Raul grunts, then lets me go. Two men are waiting by the lift. One of them is bald. He has black eyebrows and wears a sheepskin jacket. The other man is taller, with silver hair. Raul ushers me out of the lift.
“You dropped your coat.” The man with the silver hair picks up my coat and hands it to me.
The other man wants to know if there’s a problem.
I lean against the wall next to the lift while Raul addresses the two men in German. I’m too sickened and dizzy to follow what he says. I only know he sounds indignant and threatening, and that he scarcely allows the men to speak. But they stand their ground. Raul swears at them and then at me and walks away.
There’s a long, still moment, then the bald man asks if I’m a guest at the hotel. I shake my head. He offers to escort me back to the lobby. The lift has already gone, and the man with the silver hair steps forward and presses the call button. After what has just happened, though, I don’t want to travel in the lift. I try to explain but my German has deserted me. Still, the men seem to understand. In the distance a door slams.
As we walk down the stairs, the bald man asks if I want to file a complaint. Should the police be called?
“No,” I say. “I’m fine. Thank you.” My legs are trembling and it’s all I can do to stay upright.
On the ground floor the men guide me to one of the orange sofas. Would I like to sit down? I shake my head again.

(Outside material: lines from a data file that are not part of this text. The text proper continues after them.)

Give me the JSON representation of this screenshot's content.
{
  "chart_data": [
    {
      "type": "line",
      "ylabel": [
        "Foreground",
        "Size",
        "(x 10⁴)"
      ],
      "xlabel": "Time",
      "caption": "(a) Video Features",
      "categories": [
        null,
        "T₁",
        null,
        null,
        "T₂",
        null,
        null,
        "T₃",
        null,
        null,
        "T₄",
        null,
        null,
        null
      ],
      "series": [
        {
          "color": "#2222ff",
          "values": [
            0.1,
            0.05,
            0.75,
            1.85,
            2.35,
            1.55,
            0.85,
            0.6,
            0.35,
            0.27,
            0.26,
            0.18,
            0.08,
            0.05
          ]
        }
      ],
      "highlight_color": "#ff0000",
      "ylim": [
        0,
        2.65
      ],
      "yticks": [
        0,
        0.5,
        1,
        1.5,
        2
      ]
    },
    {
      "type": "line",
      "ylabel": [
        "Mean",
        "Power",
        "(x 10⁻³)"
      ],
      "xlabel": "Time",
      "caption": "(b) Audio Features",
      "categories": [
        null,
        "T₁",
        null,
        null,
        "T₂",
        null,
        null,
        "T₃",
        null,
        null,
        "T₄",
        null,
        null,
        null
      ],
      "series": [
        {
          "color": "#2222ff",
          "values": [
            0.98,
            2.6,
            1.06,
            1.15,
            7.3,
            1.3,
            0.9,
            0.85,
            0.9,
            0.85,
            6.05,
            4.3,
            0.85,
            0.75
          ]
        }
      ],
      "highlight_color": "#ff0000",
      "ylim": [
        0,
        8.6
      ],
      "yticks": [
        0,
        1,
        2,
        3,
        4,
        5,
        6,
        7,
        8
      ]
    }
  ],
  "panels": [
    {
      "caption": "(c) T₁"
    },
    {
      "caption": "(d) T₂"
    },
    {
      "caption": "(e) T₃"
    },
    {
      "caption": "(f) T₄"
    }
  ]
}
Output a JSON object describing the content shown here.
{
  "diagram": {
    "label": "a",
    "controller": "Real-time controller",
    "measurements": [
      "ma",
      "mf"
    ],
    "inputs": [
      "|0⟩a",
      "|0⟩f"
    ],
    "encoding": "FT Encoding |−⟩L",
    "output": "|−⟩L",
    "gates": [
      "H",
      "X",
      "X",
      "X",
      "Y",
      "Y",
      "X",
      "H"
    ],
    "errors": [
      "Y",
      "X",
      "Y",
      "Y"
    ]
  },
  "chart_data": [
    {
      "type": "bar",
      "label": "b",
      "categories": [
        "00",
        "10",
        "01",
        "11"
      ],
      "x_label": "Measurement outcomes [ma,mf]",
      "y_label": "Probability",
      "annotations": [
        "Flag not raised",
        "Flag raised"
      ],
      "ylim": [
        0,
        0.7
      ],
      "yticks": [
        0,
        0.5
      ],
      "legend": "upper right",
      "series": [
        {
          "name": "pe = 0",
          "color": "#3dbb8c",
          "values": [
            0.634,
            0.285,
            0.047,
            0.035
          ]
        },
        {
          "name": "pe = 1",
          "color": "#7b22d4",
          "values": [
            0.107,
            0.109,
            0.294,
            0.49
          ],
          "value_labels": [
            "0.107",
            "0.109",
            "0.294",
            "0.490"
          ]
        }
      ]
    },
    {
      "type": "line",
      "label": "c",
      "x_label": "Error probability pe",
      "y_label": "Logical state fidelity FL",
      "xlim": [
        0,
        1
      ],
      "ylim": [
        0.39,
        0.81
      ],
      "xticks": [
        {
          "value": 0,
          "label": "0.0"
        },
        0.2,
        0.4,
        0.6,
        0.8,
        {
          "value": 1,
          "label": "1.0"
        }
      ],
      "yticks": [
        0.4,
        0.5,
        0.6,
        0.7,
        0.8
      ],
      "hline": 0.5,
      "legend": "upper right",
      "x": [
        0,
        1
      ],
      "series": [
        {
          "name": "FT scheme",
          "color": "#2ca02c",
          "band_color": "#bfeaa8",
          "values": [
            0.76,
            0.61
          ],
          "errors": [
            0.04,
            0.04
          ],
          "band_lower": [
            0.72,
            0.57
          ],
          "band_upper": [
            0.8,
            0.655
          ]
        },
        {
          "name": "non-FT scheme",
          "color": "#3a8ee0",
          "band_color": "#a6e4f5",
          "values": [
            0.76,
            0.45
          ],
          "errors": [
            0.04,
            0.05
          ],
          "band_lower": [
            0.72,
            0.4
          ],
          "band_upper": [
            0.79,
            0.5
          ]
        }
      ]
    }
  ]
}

The man with the silver hair fetches me a glass of water. I drink half of it, then straighten my clothes.
“You’re really all right?” he says.
I nod quickly. “I think so.”
They will see me out, he says, when I feel ready. He tells me I should take my time.
As we cross the lobby a few moments later, I keep thinking the Croatian will intervene. He’s a man who can impose his will on any given situation and extract exactly what he’s after. He’s accustomed to being taken seriously, to being obeyed. To being effective. But there’s no sign of him. Only the hum of voices, like insect life, and the Muzak, which is orchestral — a low lush wash of strings. I seem to see him as if from behind, sitting on the edge of a wide bed, his head lowered, his suit jacket stretched tight across his shoulders. What will he do now? Smash something? Get drunk?